I knew a really interesting 80-year-old woman. She's the kind of woman I want to be in 40 years. She traveled to the Middle East to see the Holy Land (at 80 years old) and rode a camel. Now, that's an image I want to shoot for. I want to be 80 and ride a camel in Egypt. And as an homage to my mother, I'd like to play a game of Chess with a Turkish man while I'm there (when she was in England in the 1960s, she surprised a Turkish man because she could play). 

When I was graduating college for the first time in the late 1990s, there was a great spoken word song out on the radio called "Everybody's Free To Wear Sunscreenby Baz Luhrmann. It's almost 14 years ago now. Being 40 years old seemed so far in the future.  I imagined I would find my path in life by then and it wouldn't apply to me. (At that time, 40 seemed soooooooo far in the future.)
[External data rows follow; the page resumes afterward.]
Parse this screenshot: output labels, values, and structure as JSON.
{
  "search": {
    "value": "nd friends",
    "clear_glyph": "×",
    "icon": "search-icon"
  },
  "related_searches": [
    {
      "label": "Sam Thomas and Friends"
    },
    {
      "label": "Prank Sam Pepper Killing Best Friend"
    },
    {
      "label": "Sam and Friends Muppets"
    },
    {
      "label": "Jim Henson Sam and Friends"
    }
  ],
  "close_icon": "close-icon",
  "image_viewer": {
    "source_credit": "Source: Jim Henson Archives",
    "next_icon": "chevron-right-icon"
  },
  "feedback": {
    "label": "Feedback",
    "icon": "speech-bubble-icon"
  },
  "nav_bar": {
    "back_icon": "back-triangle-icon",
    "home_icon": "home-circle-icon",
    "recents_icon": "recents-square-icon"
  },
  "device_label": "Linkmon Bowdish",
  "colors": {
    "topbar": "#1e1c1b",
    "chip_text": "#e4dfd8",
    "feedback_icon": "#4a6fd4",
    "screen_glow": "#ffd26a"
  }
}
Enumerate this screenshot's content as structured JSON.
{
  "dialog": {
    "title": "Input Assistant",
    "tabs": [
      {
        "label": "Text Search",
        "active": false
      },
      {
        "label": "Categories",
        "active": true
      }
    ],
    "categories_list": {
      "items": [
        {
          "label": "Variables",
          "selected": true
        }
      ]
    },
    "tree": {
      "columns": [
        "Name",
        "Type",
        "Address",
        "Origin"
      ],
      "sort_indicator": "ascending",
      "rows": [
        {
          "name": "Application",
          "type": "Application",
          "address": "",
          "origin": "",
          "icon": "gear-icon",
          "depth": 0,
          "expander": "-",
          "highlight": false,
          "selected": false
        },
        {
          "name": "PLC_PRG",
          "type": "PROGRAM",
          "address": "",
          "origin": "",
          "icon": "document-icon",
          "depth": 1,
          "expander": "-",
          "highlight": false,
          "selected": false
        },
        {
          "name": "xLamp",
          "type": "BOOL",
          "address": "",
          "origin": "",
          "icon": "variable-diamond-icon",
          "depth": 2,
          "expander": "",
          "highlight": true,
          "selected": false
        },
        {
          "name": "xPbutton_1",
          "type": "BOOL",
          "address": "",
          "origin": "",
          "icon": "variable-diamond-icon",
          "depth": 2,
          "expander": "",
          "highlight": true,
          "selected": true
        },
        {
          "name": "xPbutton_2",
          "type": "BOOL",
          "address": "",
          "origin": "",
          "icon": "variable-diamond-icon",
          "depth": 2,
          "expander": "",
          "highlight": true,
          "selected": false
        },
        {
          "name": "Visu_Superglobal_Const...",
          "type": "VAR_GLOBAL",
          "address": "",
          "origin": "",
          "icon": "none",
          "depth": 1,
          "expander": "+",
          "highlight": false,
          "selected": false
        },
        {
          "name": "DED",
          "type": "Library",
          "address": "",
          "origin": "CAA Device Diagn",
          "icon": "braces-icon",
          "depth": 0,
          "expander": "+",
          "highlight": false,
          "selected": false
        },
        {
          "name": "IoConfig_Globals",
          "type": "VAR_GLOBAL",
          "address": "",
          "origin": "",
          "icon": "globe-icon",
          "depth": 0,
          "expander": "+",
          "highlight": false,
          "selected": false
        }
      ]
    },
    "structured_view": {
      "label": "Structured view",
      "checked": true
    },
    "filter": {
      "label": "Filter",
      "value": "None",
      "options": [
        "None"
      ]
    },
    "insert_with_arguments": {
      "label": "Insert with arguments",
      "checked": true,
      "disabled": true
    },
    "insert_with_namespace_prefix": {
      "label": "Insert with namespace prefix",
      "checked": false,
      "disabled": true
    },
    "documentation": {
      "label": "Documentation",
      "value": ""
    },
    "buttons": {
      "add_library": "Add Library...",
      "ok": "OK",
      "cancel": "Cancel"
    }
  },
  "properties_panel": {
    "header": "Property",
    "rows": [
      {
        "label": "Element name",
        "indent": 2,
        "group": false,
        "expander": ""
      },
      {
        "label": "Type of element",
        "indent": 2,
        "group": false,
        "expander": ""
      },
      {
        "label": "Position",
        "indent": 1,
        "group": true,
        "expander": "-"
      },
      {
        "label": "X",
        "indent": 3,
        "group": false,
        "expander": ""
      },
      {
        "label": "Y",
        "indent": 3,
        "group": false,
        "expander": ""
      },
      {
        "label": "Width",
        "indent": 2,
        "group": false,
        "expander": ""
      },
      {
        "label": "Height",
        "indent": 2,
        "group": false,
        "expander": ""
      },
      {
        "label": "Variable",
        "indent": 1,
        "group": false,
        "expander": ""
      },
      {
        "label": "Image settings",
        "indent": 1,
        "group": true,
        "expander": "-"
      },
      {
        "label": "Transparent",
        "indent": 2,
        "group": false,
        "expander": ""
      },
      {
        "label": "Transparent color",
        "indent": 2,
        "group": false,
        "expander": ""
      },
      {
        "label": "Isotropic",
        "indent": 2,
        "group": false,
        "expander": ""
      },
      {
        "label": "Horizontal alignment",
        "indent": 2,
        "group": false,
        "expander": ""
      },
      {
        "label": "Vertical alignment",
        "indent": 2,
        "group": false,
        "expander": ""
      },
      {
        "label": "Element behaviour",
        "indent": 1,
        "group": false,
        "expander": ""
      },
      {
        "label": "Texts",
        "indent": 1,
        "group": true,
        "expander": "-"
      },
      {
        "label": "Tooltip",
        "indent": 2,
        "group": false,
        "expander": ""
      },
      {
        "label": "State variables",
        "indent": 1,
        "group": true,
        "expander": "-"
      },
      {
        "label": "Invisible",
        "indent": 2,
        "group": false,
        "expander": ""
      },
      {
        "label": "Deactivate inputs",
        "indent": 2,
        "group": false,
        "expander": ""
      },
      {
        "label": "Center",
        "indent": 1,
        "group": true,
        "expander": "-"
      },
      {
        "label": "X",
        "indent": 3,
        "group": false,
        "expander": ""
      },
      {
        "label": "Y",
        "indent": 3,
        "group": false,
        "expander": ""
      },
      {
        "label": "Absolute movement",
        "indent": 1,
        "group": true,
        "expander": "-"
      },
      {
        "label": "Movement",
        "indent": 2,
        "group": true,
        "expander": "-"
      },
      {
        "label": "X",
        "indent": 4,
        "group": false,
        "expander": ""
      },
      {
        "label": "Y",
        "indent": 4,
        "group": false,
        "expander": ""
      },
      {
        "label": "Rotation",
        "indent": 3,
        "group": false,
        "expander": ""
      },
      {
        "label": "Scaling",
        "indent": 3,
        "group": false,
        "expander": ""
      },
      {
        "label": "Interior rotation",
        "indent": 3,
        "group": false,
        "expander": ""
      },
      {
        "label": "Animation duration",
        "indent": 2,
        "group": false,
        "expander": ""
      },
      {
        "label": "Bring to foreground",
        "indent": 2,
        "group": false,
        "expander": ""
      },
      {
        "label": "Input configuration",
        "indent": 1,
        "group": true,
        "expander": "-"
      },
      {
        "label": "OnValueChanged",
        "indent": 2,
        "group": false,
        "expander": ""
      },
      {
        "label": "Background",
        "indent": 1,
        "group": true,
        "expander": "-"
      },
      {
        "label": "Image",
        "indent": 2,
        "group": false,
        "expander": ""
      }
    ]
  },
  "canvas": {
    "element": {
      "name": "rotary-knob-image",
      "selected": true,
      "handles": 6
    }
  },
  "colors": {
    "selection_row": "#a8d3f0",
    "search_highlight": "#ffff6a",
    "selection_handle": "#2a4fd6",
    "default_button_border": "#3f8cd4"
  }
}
The YouTube Video says the lyrics are from a famous essay written in 1997 by Mary Schmich of the Chicago Tribune. That whole column can be found, here on the Chicago Tribune's Website: http://www.chicagotribune.com/news/columnists/chi-schmich-sunscreen-column,0,4054576.column. It's worth a read. 


Like I said, I like happy endings, so I'm going to close this entry with my favorite line from it. 


"Don't feel guilty if you don't know what you want to do with your life. The most interesting people I know didn't know at 22 what they wanted to do with their lives. Some of the most interesting 40-year-olds I know still don't."